Meet the New Researchers: Alexander Watson Joins Websense Security Labs
As the new director of threat research at Websense, I'm thrilled to join and lead a world-class talented team of security researchers.
I believe strongly that it's not enough to just identify and block cyber-attacks. The future of the industry is in discovering new threats, understanding the scope behind them, protecting against them, and providing contextually relevant information to the customer - in real time.
I wanted to use this blog as a way to introduce myself. Right out of college I spent nearly a decade in the US intelligence community and unfortunately have a total of about two approved sentences that I can say about those years. I started as a global network exploitation analyst, employing "Red Team and Blue Team" techniques against Department of Defense information systems to determine vulnerabilities to foreign attack. I spent the next five years on the other side of the house as a field operations officer. I can also say that I had an opportunity to work with some of the brightest people I have ever met and technology that still blows my mind.
In 2009, I left the government to co-found BTS, where we had (at the time) the radical idea of using 3G and 4G cellular for military communications. We spent the next two years shrinking, hardening and building enough security around our cellular core network and commercial mobile devices such as iPhone and Android to get approval from NSA to deploy the US Army's first 3G network to Afghanistan. It's hard to believe that the 3G network has been up and running in Afghanistan for two years now.
I had an incredible experience working in the US intelligence community and as CTO of BTS. I'm looking forward to applying my knowledge of the latest threats and mobile security to Websense Security Labs and the company's robust security solution set.

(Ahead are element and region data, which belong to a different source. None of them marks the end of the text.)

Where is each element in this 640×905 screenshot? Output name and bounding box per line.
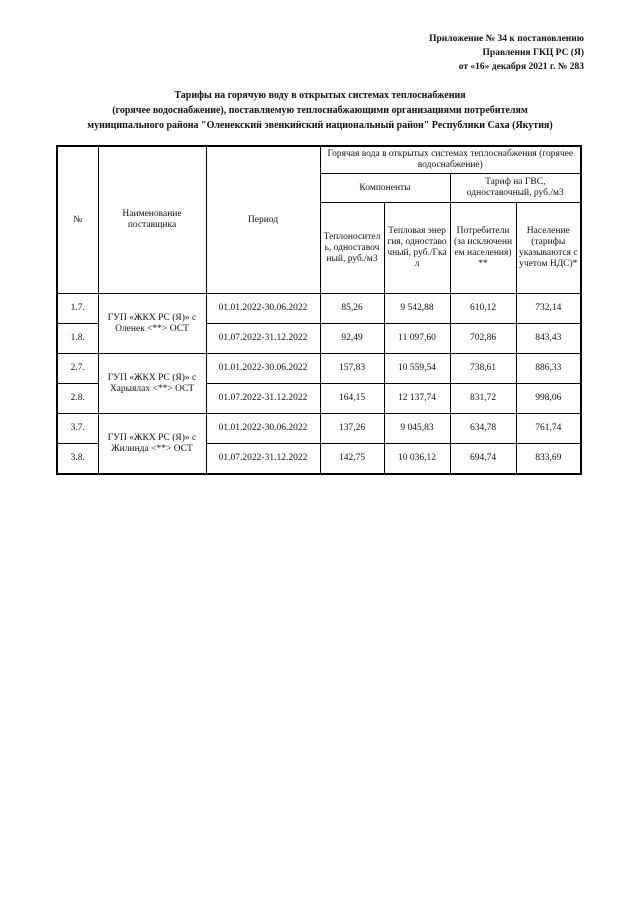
title-line-1: Тарифы на горячую воду в открытых системах теплоснабжения [174, 90, 466, 101]
header-tariff-gvs: Тариф на ГВС, одноставочный, руб./м3 [450, 174, 581, 203]
population-cell: 732,14 [516, 294, 581, 324]
period-cell: 01.07.2022-31.12.2022 [206, 444, 320, 475]
supplier-cell: ГУП «ЖКХ РС (Я)» с Жилинда <**> ОСТ [98, 414, 206, 475]
table-row [57, 294, 581, 324]
title-line-3: муниципального района "Оленекский эвенкийский национальный район" Республики Саха (Якутия) [87, 120, 553, 131]
header-number: № [57, 146, 98, 294]
period-cell: 01.01.2022-30.06.2022 [206, 294, 320, 324]
row-number: 2.8. [57, 384, 98, 414]
population-cell: 833,69 [516, 444, 581, 475]
thermal-cell: 11 097,60 [384, 324, 450, 354]
appendix-line-3: от «16» декабря 2021 г. № 283 [458, 62, 584, 72]
consumers-cell: 738,61 [450, 354, 516, 384]
period-cell: 01.07.2022-31.12.2022 [206, 324, 320, 354]
header-coolant: Теплоноситель, одноставочный, руб./м3 [320, 203, 384, 294]
table-row [57, 354, 581, 384]
header-population: Население (тарифы указываются с учетом НДС)* [516, 203, 581, 294]
appendix-header [429, 32, 584, 74]
coolant-cell: 164,15 [320, 384, 384, 414]
row-number: 1.8. [57, 324, 98, 354]
consumers-cell: 702,86 [450, 324, 516, 354]
row-number: 1.7. [57, 294, 98, 324]
header-consumers: Потребители (за исключением населения)** [450, 203, 516, 294]
coolant-cell: 92,49 [320, 324, 384, 354]
header-hot-water: Горячая вода в открытых системах теплоснабжения (горячее водоснабжение) [320, 146, 581, 174]
thermal-cell: 12 137,74 [384, 384, 450, 414]
thermal-cell: 9 542,88 [384, 294, 450, 324]
period-cell: 01.01.2022-30.06.2022 [206, 414, 320, 444]
appendix-line-1: Приложение № 34 к постановлению [429, 34, 584, 44]
thermal-cell: 9 045,83 [384, 414, 450, 444]
coolant-cell: 85,26 [320, 294, 384, 324]
row-number: 2.7. [57, 354, 98, 384]
header-supplier: Наименование поставщика [98, 146, 206, 294]
table-row [57, 414, 581, 444]
consumers-cell: 634,78 [450, 414, 516, 444]
period-cell: 01.07.2022-31.12.2022 [206, 384, 320, 414]
title-line-2: (горячее водоснабжение), поставляемую теплоснабжающими организациями потребителям [112, 105, 528, 116]
population-cell: 761,74 [516, 414, 581, 444]
supplier-cell: ГУП «ЖКХ РС (Я)» с Харыялах <**> ОСТ [98, 354, 206, 414]
table-body [57, 294, 581, 475]
population-cell: 843,43 [516, 324, 581, 354]
appendix-line-2: Правления ГКЦ РС (Я) [482, 48, 584, 58]
row-number: 3.8. [57, 444, 98, 475]
thermal-cell: 10 036,12 [384, 444, 450, 475]
consumers-cell: 610,12 [450, 294, 516, 324]
population-cell: 886,33 [516, 354, 581, 384]
consumers-cell: 831,72 [450, 384, 516, 414]
header-components: Компоненты [320, 174, 450, 203]
coolant-cell: 142,75 [320, 444, 384, 475]
coolant-cell: 137,26 [320, 414, 384, 444]
tariff-table [56, 145, 582, 475]
row-number: 3.7. [57, 414, 98, 444]
coolant-cell: 157,83 [320, 354, 384, 384]
population-cell: 998,06 [516, 384, 581, 414]
supplier-cell: ГУП «ЖКХ РС (Я)» с Оленек <**> ОСТ [98, 294, 206, 354]
header-thermal: Тепловая энергия, одноставочный, руб./Гкал [384, 203, 450, 294]
header-period: Период [206, 146, 320, 294]
document-title [40, 88, 600, 133]
thermal-cell: 10 559,54 [384, 354, 450, 384]
consumers-cell: 694,74 [450, 444, 516, 475]
period-cell: 01.01.2022-30.06.2022 [206, 354, 320, 384]
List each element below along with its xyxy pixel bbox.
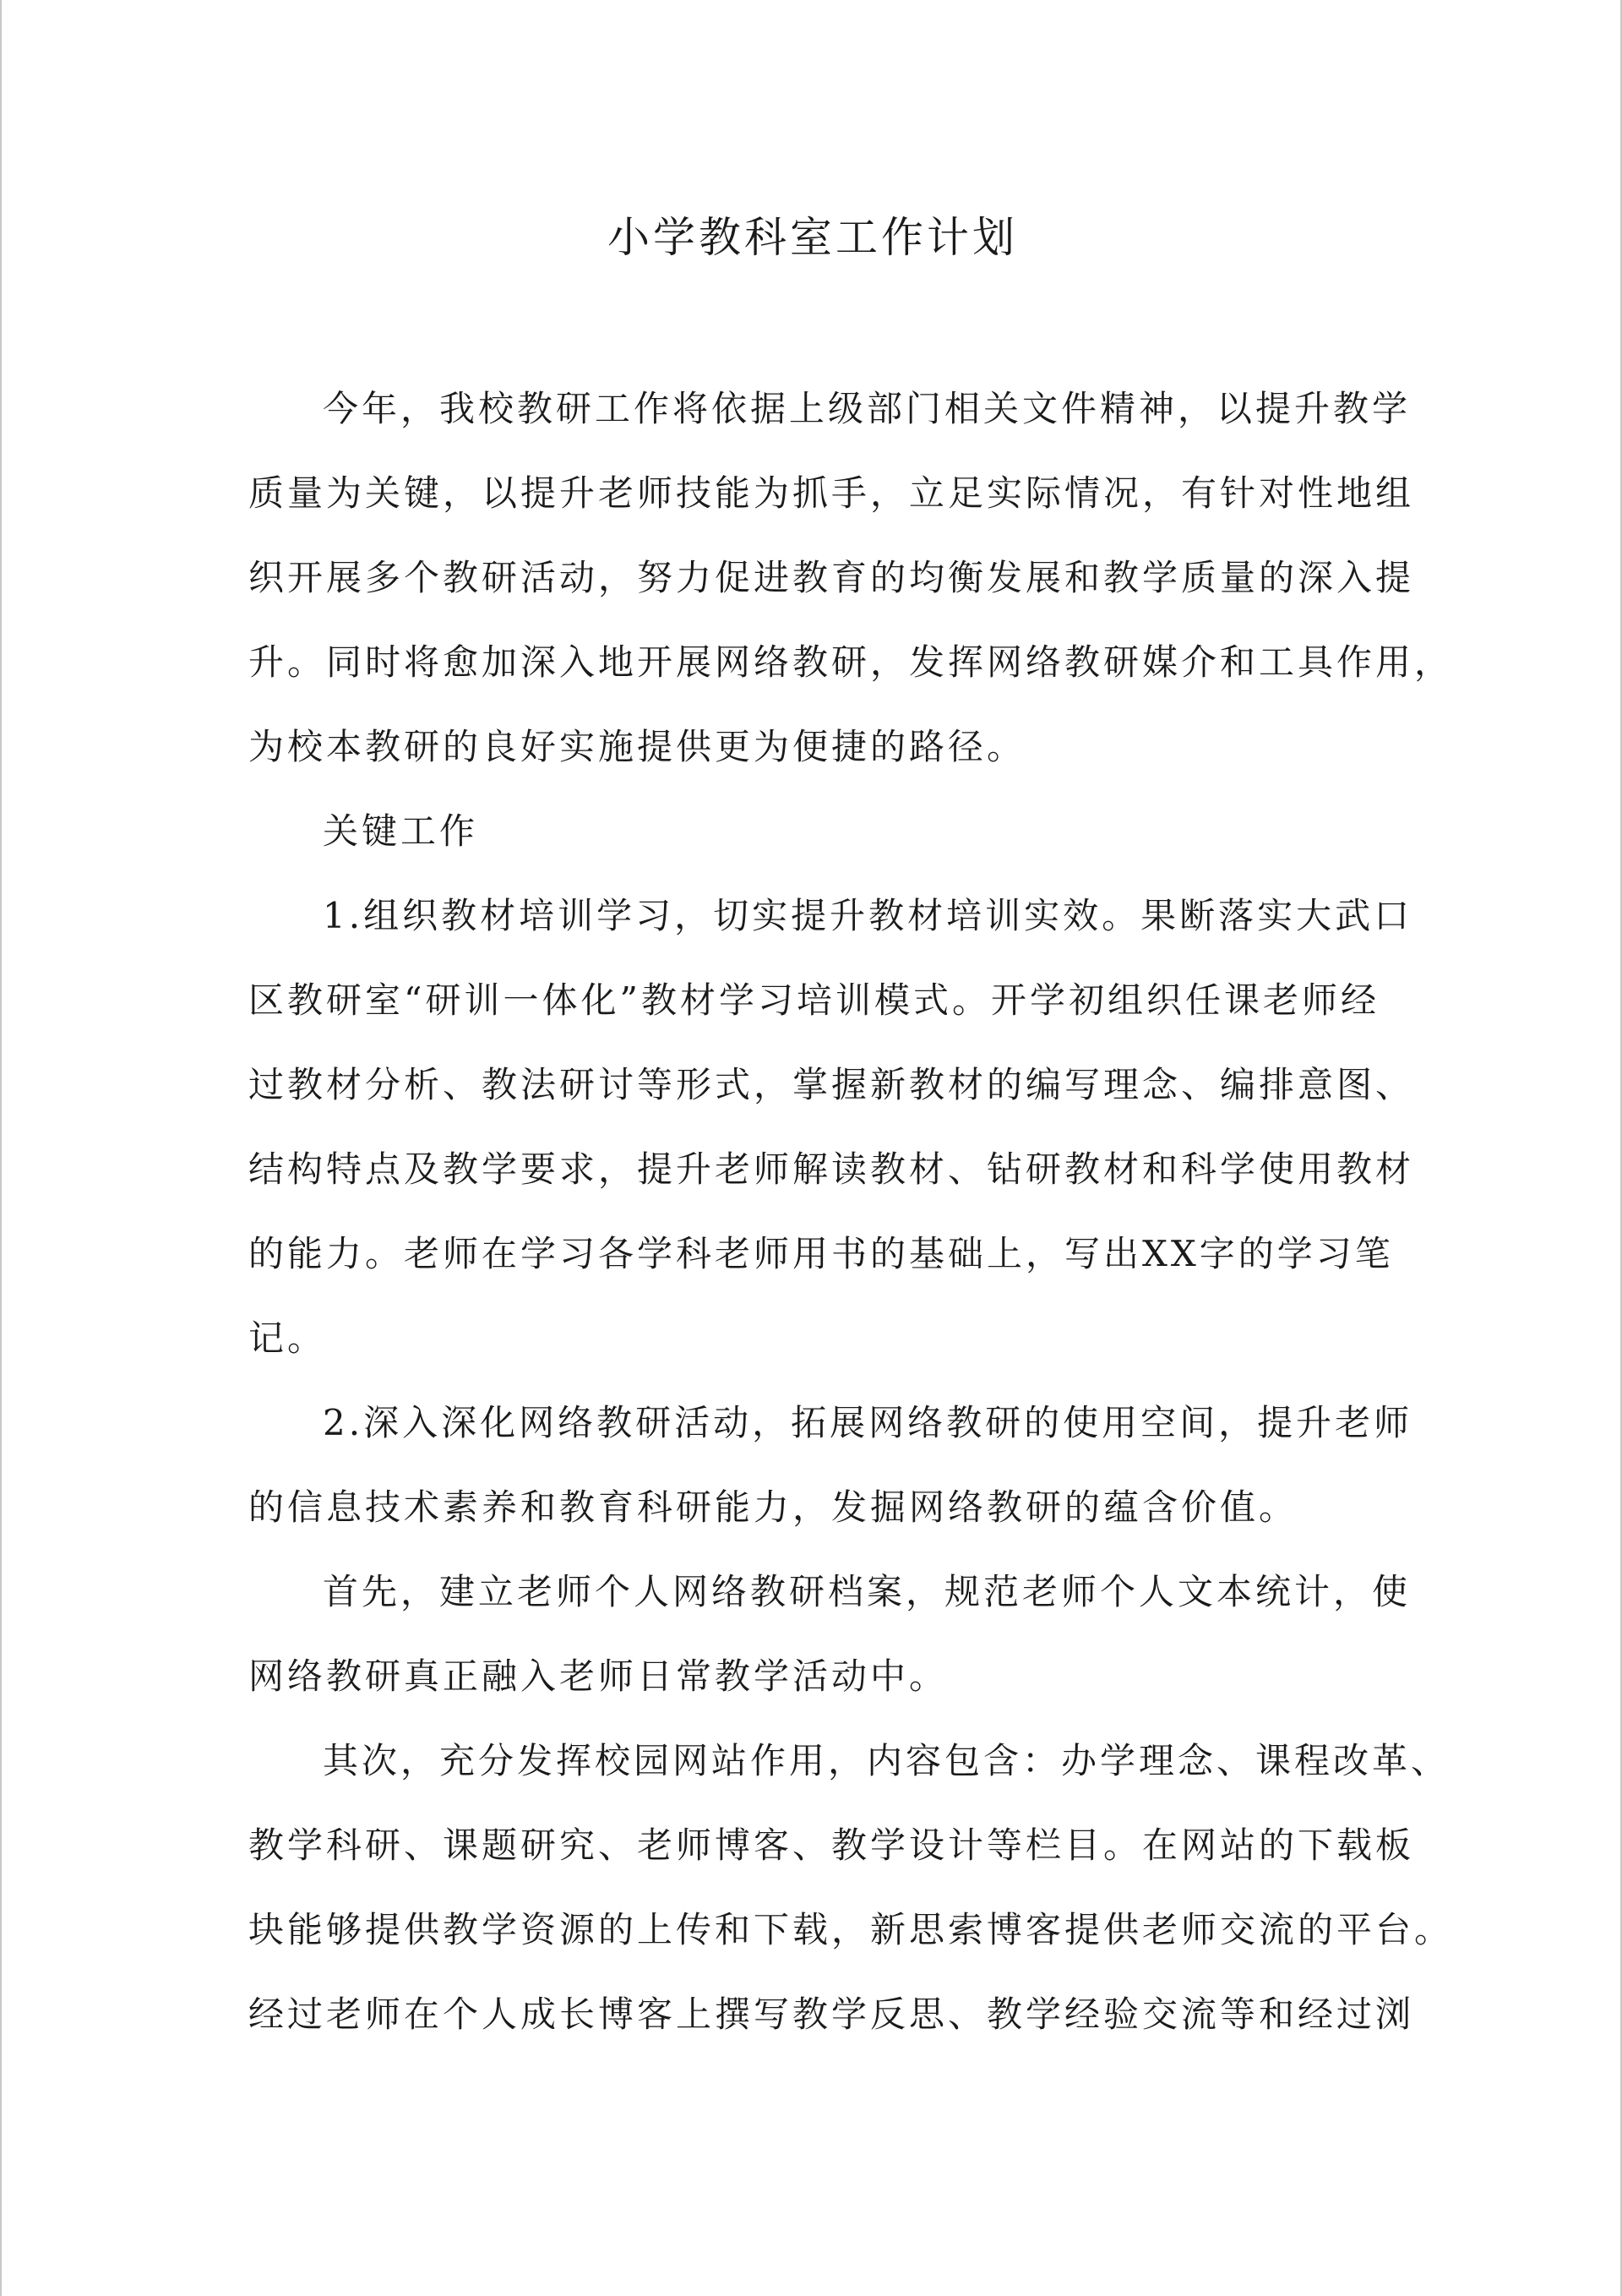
body-line: 质量为关键，以提升老师技能为抓手，立足实际情况，有针对性地组 xyxy=(248,472,1415,514)
body-line: 块能够提供教学资源的上传和下载，新思索博客提供老师交流的平台。 xyxy=(248,1909,1454,1950)
body-line: 教学科研、课题研究、老师博客、教学设计等栏目。在网站的下载板 xyxy=(248,1824,1415,1866)
body-line: 织开展多个教研活动，努力促进教育的均衡发展和教学质量的深入提 xyxy=(248,557,1415,598)
body-line: 记。 xyxy=(248,1317,327,1359)
body-line: 2.深入深化网络教研活动，拓展网络教研的使用空间，提升老师 xyxy=(323,1402,1413,1443)
body-line: 其次，充分发挥校园网站作用，内容包含：办学理念、课程改革、 xyxy=(323,1740,1451,1781)
body-line: 区教研室“研训一体化”教材学习培训模式。开学初组织任课老师经 xyxy=(248,979,1380,1021)
body-line: 网络教研真正融入老师日常教学活动中。 xyxy=(248,1655,949,1697)
body-line: 1.组织教材培训学习，切实提升教材培训实效。果断落实大武口 xyxy=(323,895,1413,936)
document-title: 小学教科室工作计划 xyxy=(607,213,1018,262)
body-line: 为校本教研的良好实施提供更为便捷的路径。 xyxy=(248,726,1026,767)
body-line: 过教材分析、教法研讨等形式，掌握新教材的编写理念、编排意图、 xyxy=(248,1064,1415,1105)
body-line: 今年，我校教研工作将依据上级部门相关文件精神，以提升教学 xyxy=(323,388,1412,429)
document-body xyxy=(248,379,1454,2069)
section-heading: 关键工作 xyxy=(323,810,479,852)
body-line: 的能力。老师在学习各学科老师用书的基础上，写出XX字的学习笔 xyxy=(248,1233,1394,1274)
body-line: 首先，建立老师个人网络教研档案，规范老师个人文本统计，使 xyxy=(323,1571,1412,1612)
body-line: 经过老师在个人成长博客上撰写教学反思、教学经验交流等和经过浏 xyxy=(248,1993,1415,2035)
body-line: 的信息技术素养和教育科研能力，发掘网络教研的蕴含价值。 xyxy=(248,1486,1298,1528)
body-line: 升。同时将愈加深入地开展网络教研，发挥网络教研媒介和工具作用， xyxy=(248,641,1454,683)
body-line: 结构特点及教学要求，提升老师解读教材、钻研教材和科学使用教材 xyxy=(248,1148,1415,1190)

Next generation cyber security doesn't start with building a better anti-virus or a better sandbox. It starts with building intelligent systems to find nation-state and organized hacker groups in the billions of events that Websense processes, analyzes and protects against each day. I'll be blogging and creating in-depth reports and videos along with my research team about the state of global security through Websense's eye, which processes up to five billion events per day from mobile devices, web and social networks from more than 900 million endpoints across the globe.